If you were writing a radio ad for a funeral home, would you invoke a comedic tone about how people are literally dying to get in? I mean… probably not. (Although, it could be the way to go if you want people to notice you… for the wrong reasons!) Similarly, a creative brief is a great place to give a general sense of how a client perceives their product in terms of voice, tone and style. 

In that realm, come up with simple adjectives that indicate how creative teams should be communicating your message and the overall emotions you’re looking to evoke with the creative work, campaign or video executions.

For instance, using the previous example of “WTF! The Board Game”, your tone-of-voice description might look like this:

Bold, youthful, humorous, entertaining, witty, millennial-minded, etc.

All descriptive words that will jump off your brief and check a box along the way.

Include a "Though Starters" section in your creative brief to help guide brainstorming

Section 8: Thought Starters

As a writer and creative individual, I have a special place in my heart for the marketers who include thought starters to kickoff a brainstorm. Not because we’re expecting them to do the assignment for us (that would seriously nullify our reason for being), but because getting a directional snapshot from them can provide invaluable inspiration once everyone retreats to their corners.
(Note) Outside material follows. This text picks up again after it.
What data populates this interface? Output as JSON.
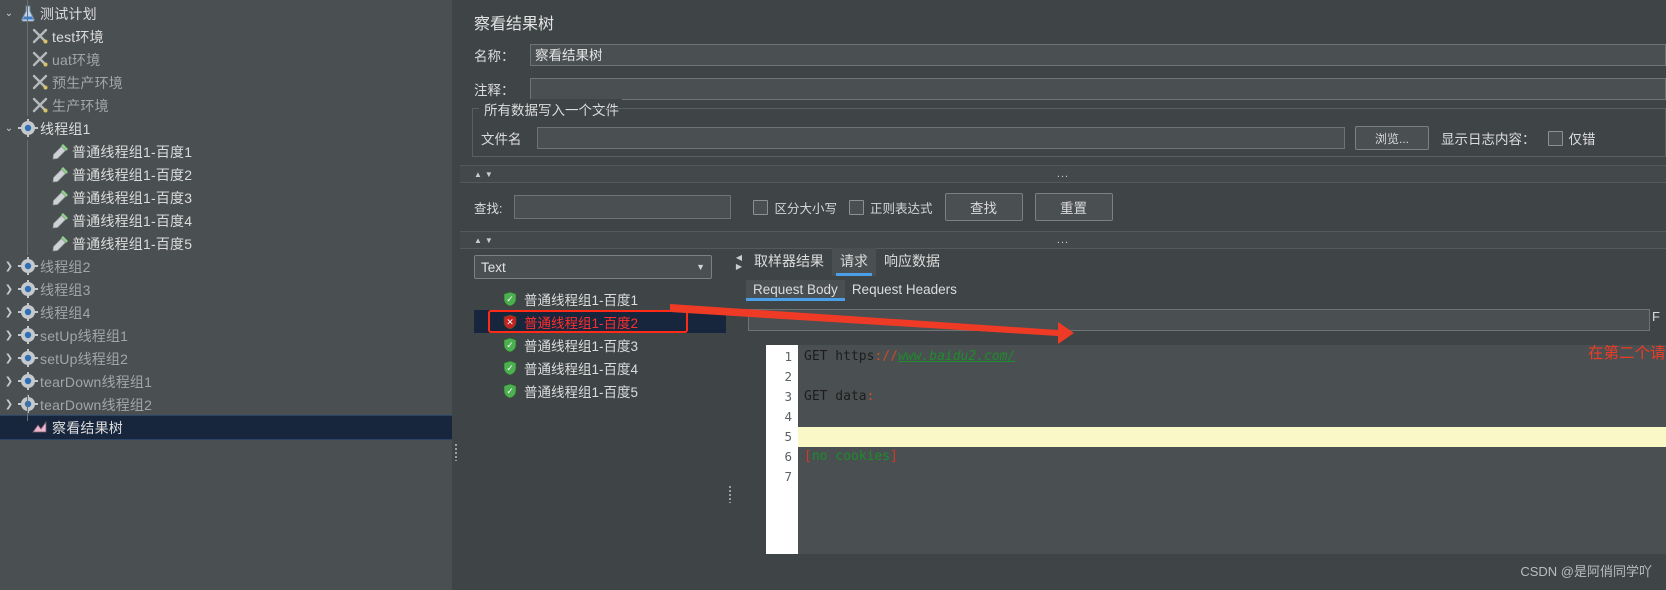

On more than one occasion, client thought starters have served to inspire the final ideas that became part of the bought campaign. When they’re good, they narrow the focus. When they’re not, you can simply ignore them. But having solid thought starters and keeping them in mind as you ideate is never a bad idea. Politically speaking, it can help generate buy-in and ultimately even make the client feel like they have a stake in the final campaign.

Not a bad idea if you want collaborate in the future.

Section 9: Budget

Now that we’ve covered the must-have sections you’ll want to include in your next brief, there’s one more ingredient that can help in the realm of managing expectations: Budget. Small ones can help reign in big P.T. Barnum-like thinking. And big ones will give creatives the ability to think free-range without too many constraints at the start.

Sharing what funds are dedicated to the cause will not only steer the ideation, but will provide necessary guardrails that will keep the inevitable brainstorm from going off the rails. There’s nothing worse than getting a ton of ideas you’ll never be able to execute because budget precludes it. Put a few dollar signs in there — if just to ballpark it — and the teams tasked with interpreting the brief will always be better off.

Include a timeline section in our creative brief to help capture scope

Section 10: Timeline

Finally, don’t forget dates. Not the kind you’re on Tinder for. But the ones that keep all key stakeholders on track and accountable. If you’re tasked with constructing (or deconstructing) a brief, including the dates for deliverables will be crucial to convey:

  1. When initial proposals and the first round of ideas are due

  2. Dates for feedback and revision rounds

  3. The media plan rollout (if applicable)

  4. When the content/campaign will ultimately launch

Number four being key. Because that’s when you get to experience the rollout for all that amazing work completed because you had a super-informative, thoroughly researched creative brief to work off from the very start.

[Author’s Note for the Provided Template: As mentioned, there are a many kinds of marketing briefs that support work across a wide range of range of industries. This suggested template is for directional purposes only. Feel free to adjust accordingly based on need.]